On the website ratemyprofessors.com, students have the chance to grade their teacher. Students rate their professors on a scale from one to five in areas such as easiness, helpfulness and clarity. The ratings given by students are then compiled and averaged to make, a virtual report card.
At face value, this website seems like a novelty. It’s a way for students to let off steam if they’re stressed about a certain course; it lets them know what they’re getting into with any new professors they may have from semester to semester; and it can show them they’re not necessarily alone if they’re having trouble with the teaching style of an instructor.
Look past these things and a different picture appears. The age-old argument of who controls the learning process is rekindled. The philosophical quandary boils down to this: When an entire class performs poorly on an exam, who is to blame? Are the students responsible for a successful learning environment through the posing of questions or by putting effort into creating an open dialogue? Or are the teachers responsible for pushing the students to do these things naturally?

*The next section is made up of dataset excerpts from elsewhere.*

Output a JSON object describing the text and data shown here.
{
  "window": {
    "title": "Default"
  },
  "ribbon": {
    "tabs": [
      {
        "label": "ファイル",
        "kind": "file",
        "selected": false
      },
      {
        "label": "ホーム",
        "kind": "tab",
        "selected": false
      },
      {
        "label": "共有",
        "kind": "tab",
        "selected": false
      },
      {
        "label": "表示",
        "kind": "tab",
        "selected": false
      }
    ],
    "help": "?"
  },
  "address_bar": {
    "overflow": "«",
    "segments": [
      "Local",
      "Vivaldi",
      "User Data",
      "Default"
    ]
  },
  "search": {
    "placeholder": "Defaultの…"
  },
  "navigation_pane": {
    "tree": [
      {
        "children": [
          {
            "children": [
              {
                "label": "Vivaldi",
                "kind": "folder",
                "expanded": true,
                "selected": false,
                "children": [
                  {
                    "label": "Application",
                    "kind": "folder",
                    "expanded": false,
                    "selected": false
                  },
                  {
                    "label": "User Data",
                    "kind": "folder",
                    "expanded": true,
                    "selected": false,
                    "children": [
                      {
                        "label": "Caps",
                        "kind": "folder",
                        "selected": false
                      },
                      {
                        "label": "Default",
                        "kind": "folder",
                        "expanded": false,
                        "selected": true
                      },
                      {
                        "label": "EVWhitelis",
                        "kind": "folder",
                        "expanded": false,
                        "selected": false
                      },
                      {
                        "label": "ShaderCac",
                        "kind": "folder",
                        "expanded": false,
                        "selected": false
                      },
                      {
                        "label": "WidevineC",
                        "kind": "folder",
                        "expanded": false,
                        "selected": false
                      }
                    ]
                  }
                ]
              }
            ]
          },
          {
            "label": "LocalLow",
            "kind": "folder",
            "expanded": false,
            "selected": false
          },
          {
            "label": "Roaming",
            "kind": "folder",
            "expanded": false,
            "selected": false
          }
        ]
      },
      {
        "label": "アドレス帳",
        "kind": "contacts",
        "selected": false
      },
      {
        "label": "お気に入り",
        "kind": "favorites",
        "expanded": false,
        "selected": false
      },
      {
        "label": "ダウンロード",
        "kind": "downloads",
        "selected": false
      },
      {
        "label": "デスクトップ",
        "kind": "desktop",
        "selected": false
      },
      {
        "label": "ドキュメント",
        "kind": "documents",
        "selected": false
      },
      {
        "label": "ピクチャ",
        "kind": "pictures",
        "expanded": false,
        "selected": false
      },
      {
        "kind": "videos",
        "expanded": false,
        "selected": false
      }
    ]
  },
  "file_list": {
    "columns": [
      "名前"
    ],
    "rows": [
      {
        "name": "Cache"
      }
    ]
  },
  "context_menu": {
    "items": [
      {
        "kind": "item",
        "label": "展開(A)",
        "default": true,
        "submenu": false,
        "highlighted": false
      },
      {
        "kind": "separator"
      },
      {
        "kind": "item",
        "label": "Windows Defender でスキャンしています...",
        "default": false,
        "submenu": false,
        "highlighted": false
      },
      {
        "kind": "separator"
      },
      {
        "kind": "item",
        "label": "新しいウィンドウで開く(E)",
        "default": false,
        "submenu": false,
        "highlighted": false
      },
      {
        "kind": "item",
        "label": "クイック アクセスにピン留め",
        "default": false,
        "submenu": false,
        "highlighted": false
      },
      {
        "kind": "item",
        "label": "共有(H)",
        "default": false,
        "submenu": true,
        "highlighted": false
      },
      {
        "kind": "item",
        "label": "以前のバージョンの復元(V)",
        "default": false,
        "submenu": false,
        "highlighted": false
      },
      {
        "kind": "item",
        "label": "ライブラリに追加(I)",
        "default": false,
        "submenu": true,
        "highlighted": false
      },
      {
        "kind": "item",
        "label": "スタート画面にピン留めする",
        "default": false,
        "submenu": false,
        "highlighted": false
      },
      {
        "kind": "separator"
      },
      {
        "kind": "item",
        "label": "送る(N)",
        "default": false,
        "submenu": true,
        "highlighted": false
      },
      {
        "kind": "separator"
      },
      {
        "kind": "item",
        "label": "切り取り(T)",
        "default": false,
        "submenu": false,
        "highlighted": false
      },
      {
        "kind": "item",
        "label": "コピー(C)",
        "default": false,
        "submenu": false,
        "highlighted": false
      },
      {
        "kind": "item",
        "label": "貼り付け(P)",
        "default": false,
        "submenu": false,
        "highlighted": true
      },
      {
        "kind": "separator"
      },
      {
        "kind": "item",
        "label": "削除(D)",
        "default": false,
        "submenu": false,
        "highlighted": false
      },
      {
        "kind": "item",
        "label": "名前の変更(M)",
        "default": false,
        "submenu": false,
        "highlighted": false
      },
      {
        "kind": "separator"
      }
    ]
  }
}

More so, while the students’ livelihoods depend on the marks given by their instructors, do the professors even care what the students have to say about them? Would they change how they teach depending on the feedback of their students?
Dr. Chad Stanley, a professor in the Wilkes University English Department is, simply stated, passionate about what he does. Teaching subjects ranging from English 101 to a Horror and Science Fiction Literature course, Stanley has become a fixture at the university, a “living legend” so to speak, for his dialogue driven classes and motivational nature.
On the topic of whether or not professors care what students think of them, Stanley is the first to admit he does indeed care.
“Of course, what they ‘think’ about me matters,” he said. “It’s not a popularity contest. But anything that remotely pertains to my effectiveness as an educator I care very deeply about. I care more deeply about that than almost anything else in life.”
Stanley also admits to looking himself up on ratemyprofessors.com multiple times. As it stands, he has been reviewed by ten students and has an average overall rating of 4.9/5, making him one of the most highly rated professors for Wilkes University on the website. His lowest score is in the easiness category, which, rests at a 4.5/5.
On the topic of easiness and his “lowest” score, Stanley states “So many professors learn to be terrified of the idea of easiness. That doesn’t bother me so much, although that’s one of the metrics on Rate My Professors that my colleagues may have a problem with. But…that’s an educator’s role. We’re meant to take something difficult and make it easy. A good educator is able to do that and maybe to an extent where the student no longer realizes that it was ever really difficult because it becomes natural.”
Stanley is not alone in thinking that student feedback is valuable material to the modern educator. Wilkes allows students to evaluate their professors each semester.
“We pour over the feedback generated through the official Wilkes student response surveys, we save those, we review them ourselves, our program chairs review them and then review them with us.”
As opposed to Rate My Professors, the responses on these surveys have far reaching effects. The student reactions can determine the likelihood of a professor getting tenure or being promoted. So, these grades matter just as much as the marks given by teachers to students. Stanley further adds: “If we see something like a similar comment two semesters in a row, by two or three students, that’s something that should be addressed. Even the most anomalous comments deserve consideration.”
What students think is important. Furthermore, instructors that care what students think are in a better position for advancement. Student feedback does not fall on deaf ears. And at Wilkes, with the jobs of professors on the line and their competency being determined by those they teach, it never will.